Plutôt que de nous inciter à acheter toujours plus, certaines entreprises nous aident plutôt à faire durer leurs produits le plus longtemps possible.

«Lorsqu’on achète un produit, on a souvent l’impression que l’entreprise qui nous le vend s’attend à ce qu’il se brise ou que l’on s’en lasse rapidement – pour que l’on revienne en acheter un autre. Un grand nombre d’entreprises fonctionnent en effet sur ce modèle: produire, consommer, jeter. Or, certaines vont à contre-courant et cherchent à faire en sorte que les produits qu’elles nous ont vendus durent longtemps», explique Mickaël Carlier, président de Novae, dans sa chronique Innovation sociale à Radio-Canada.

Deux exemples évocateurs de cette pratique ont fait parler d’eux ces derniers mois. Tout d’abord H&M qui a lancé en juin dernier un projet-pilote dans deux de ses magasins en Europe: on y a installé une zone «Take care» (photo de Une) à travers laquelle on fournit aux clients divers conseils pour personnaliser ou réparer ses vêtements, ou pour bien les recycler lorsque l’on veut s’en défaire. De son côté, Ikea a lancé en Australie un service de «rachat» de ses meubles: les clients peuvent ramener leurs vieilles tables ou autres étagères en échange d’un certificat-cadeau, et Ikea se charge ensuite de redonner une seconde vie à cet objet en le revendant.

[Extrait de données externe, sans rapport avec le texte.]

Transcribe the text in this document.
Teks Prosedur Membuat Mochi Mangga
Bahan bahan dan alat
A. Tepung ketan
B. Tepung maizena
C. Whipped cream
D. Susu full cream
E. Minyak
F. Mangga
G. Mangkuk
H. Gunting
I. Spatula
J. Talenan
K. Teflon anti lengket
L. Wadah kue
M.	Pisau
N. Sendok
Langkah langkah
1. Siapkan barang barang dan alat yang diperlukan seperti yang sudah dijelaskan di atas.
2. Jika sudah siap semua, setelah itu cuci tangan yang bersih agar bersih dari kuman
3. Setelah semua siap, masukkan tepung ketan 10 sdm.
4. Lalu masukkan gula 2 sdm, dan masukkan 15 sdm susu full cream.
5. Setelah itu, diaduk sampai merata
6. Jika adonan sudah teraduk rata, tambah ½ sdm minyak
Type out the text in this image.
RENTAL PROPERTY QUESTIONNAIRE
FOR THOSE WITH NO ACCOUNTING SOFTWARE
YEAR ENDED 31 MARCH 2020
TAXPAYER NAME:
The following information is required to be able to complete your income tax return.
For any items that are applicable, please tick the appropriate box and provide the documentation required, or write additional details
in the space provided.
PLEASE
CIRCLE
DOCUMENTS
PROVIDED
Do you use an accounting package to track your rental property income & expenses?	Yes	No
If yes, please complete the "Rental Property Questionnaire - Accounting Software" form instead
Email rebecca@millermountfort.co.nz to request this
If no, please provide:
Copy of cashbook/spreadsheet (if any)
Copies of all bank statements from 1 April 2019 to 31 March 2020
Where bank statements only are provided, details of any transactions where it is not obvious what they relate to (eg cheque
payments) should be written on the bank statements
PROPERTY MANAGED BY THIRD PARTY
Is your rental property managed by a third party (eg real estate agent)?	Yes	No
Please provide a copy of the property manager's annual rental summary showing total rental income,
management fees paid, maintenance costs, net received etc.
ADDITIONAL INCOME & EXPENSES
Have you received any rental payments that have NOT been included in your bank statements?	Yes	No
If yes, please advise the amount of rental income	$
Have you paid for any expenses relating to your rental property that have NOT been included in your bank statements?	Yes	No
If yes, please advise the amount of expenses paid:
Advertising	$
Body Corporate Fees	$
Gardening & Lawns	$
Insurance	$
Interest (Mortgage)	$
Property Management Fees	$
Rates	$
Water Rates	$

Qu’est-ce qui pousse les entreprises à adopter de telles pratiques aujourd’hui? «Les entreprises subissent de plus en plus de pression, de la part des consommateurs notamment; elles veulent donc démontrer leur bonne conduite à l’égard de l’environnement. Surtout si elles ont été prises dans des scandales, comme cela a été le cas récemment d’H&M lorsque, à l’automne 2017, une équipe de journalistes danois avait révélé que l’entreprise brûlait chaque année jusqu’à 12 tonnes de vêtements invendus. L’entreprise n’a pas d’autre choix que de réagir.»

«La fidélisation est un défi d’affaires et gagner un nouveau client
coûte cher: il est préférable de le garder auprès de soi
le plus longtemps possible

Autre raison qui pousse les entreprises à faire durer nos objets: elles saisissent la pertinence stratégique d’adopter l’économie circulaire. «Elles comprennent que ces ‘vieux objets’ ne sont pas nécessairement des déchets mais qu’il peut s’agir de matières premières ayant une vraie valeur économique. Elles cherchent donc à réintégrer cette matière dans leurs cycles de production et de vente. Se faisant, elles réduisent leur empreinte environnementale puisqu’elles ont besoin de moins de ressources naturelles. Et cela s’inscrit également dans une vision à long terme: ces entreprises réalisent qu’il vaut mieux vendre ‘un peu moins’ à un client mais plus longtemps. La fidélisation est un défi d’affaires et gagner un nouveau client coûte cher: il est préférable de le garder auprès de soi le plus longtemps possible.»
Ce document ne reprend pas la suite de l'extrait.